De zaak
Een vrouw gaat in 2011, op haar vijftigste, aan de slag bij een bedrijfje dat een jachthaven exploiteert. Het verhuurt ligplaatsen en repareert en onderhoudt boten. Het aantal medewerkers is – inclusief directie – op de vingers van een hand te tellen. De vrouw krijgt een functie op de receptie en werkt nauw samen met de bestuurder die haar heeft aangenomen.
Dan, in 2017, vertrekt de bestuurder en komen er twee nieuwe directieleden. Het botert niet tussen de vrouw en de nieuwe directie. In 2020 ontstaan conflicten over de invulling van haar functie. Ze maken afspraken die communicatie en onderlinge verhoudingen moeten verbeteren. Maar er komen juist meer conflicten en incidenten. Niet alleen de directie raakt ontstemd over de vrouw, er zijn ook klanten die klagen over onbeschoft en respectloos gedrag.
Een klant schrijft aan de directie: „Ik kreeg […] de volle laag aan kritiek. Hoe ik het in mijn hoofd haalde om zelf een plaats te zoeken […]. Ik ben geen kind dat je op deze manier terecht wijst in het bijzijn van anderen.” Een ander: „Ik werd opeens gebeld […] omdat er een grote olielekkage zou zijn. Die zou van mijn boot komen. Ik ben uiteraard naar de haven gesneld, eenmaal daar aangekomen was er niets aan de hand en wist de medewerker mij te vertellen dat dit haar normale manier van communiceren was om booteigenaren naar de haven te krijgen. De medewerker wilde ons namelijk vragen of wij […] de boot wilden schoonmaken.”
September 2024 is de maat voor de directie vol. Een van hen heeft dan net een aanvaring met de vrouw gehad, vertelt hij: „Stil, stil!, riep ze. Ook nog waar een andere collega bij was. Toen ik hierop heel rustig heb geantwoord dat ik daarvan niet gediend was en ze misschien zelf heel even moest stil zijn, werd ze boos, begon ze haar spullen te pakken en is ze vertrokken met de woorden: Succes!”

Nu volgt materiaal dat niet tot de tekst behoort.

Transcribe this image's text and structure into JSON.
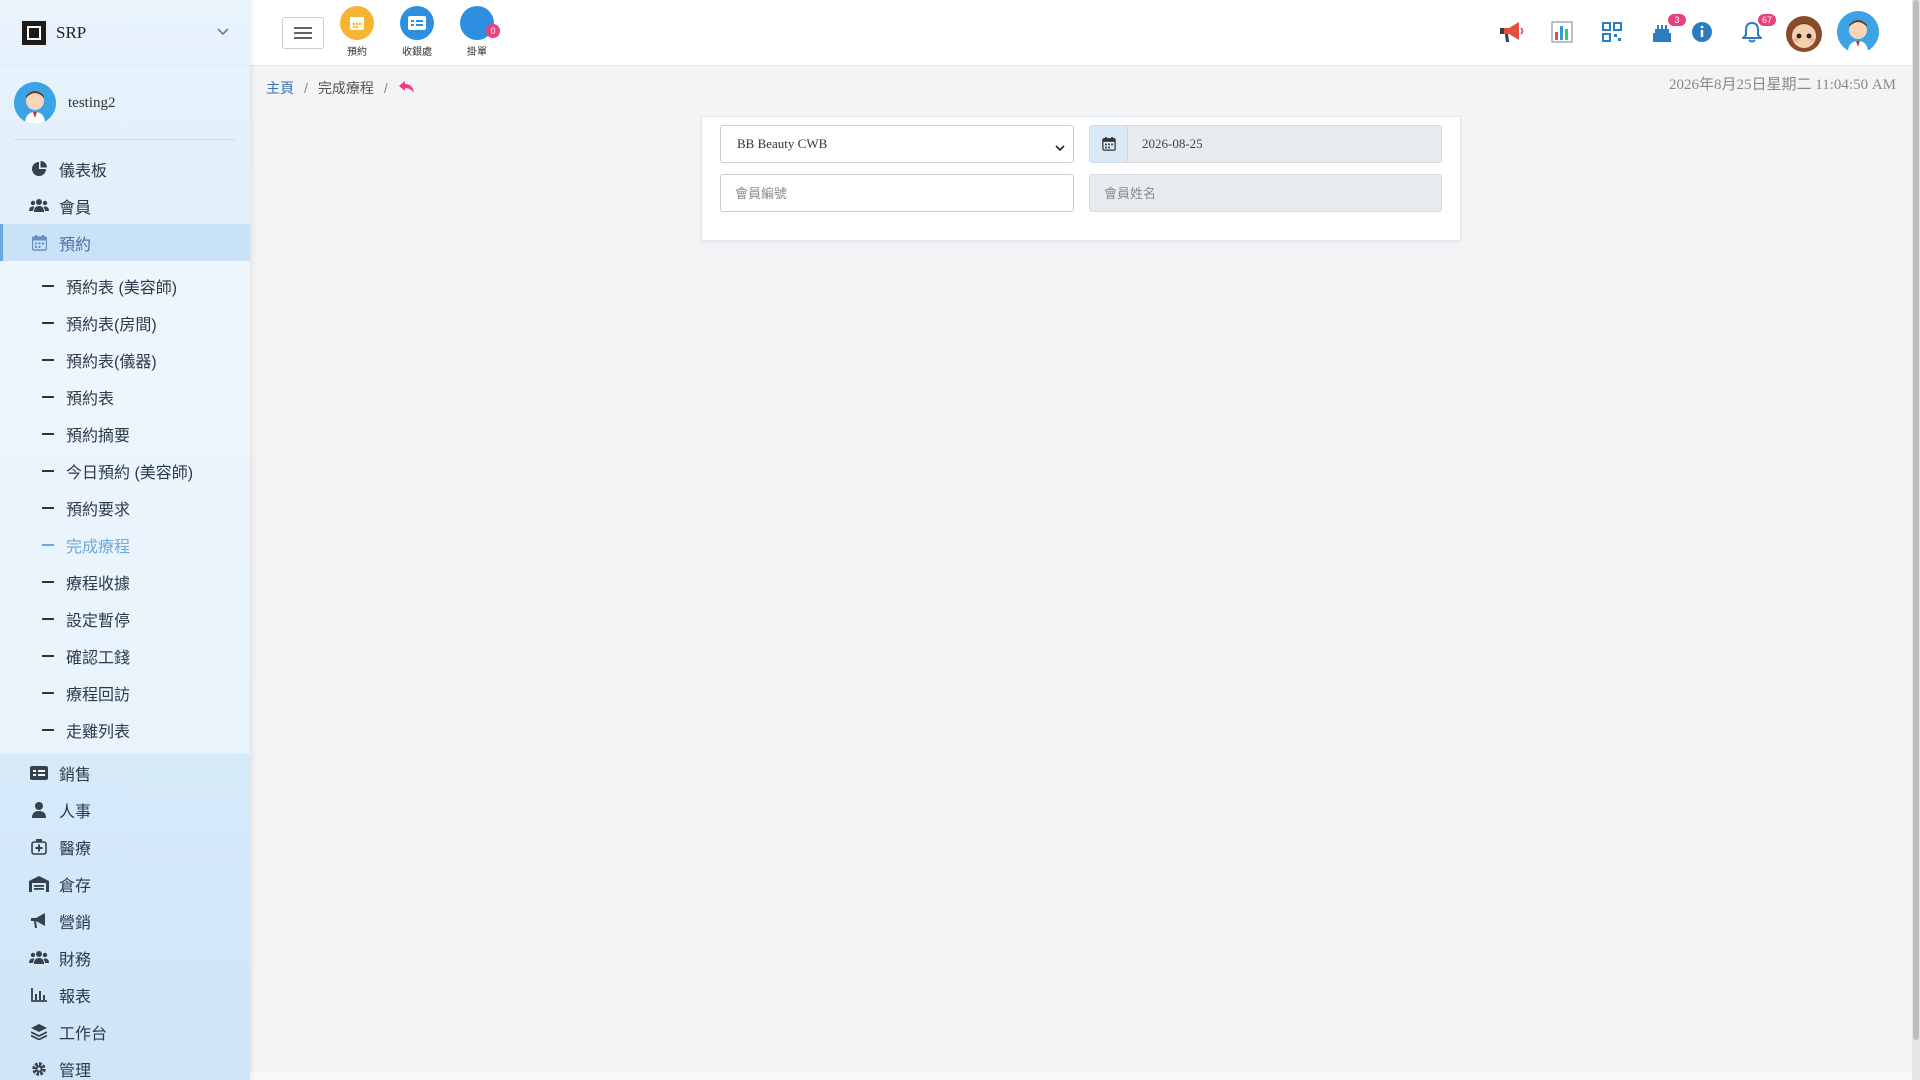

Als gemaakte afspraken, ingeschakelde adviseurs en het aanbod van (exit)mediation de situatie niet verbeteren, stapt de directie naar rechtbank Limburg om de arbeidsovereenkomst te laten ontbinden, in eerste instantie omdat de arbeidsrelatie te verstoord is om samen door te gaan. Mocht de rechter anders oordelen, dan vraagt de directie om te ontbinden vanwege disfunctioneren of een combinatie van die twee. De vrouw vraagt de rechter níét te ontbinden. Zij wil tot haar pensioen daar blijven werken.
De Uitspraak: ontslag vanwege verstoorde arbeidsrelatie
De kantonrechter oordeelt dat partijen niet meer met elkaar verder kunnen. Daarbij speelt mee dat bij het bedrijf inclusief de twee directieleden vier mensen werken. Je kunt elkaar niet ontlopen. Dan is het van groot belang dat je goed met elkaar kunt communiceren en samenwerken. En daar is duidelijk geen sprake van.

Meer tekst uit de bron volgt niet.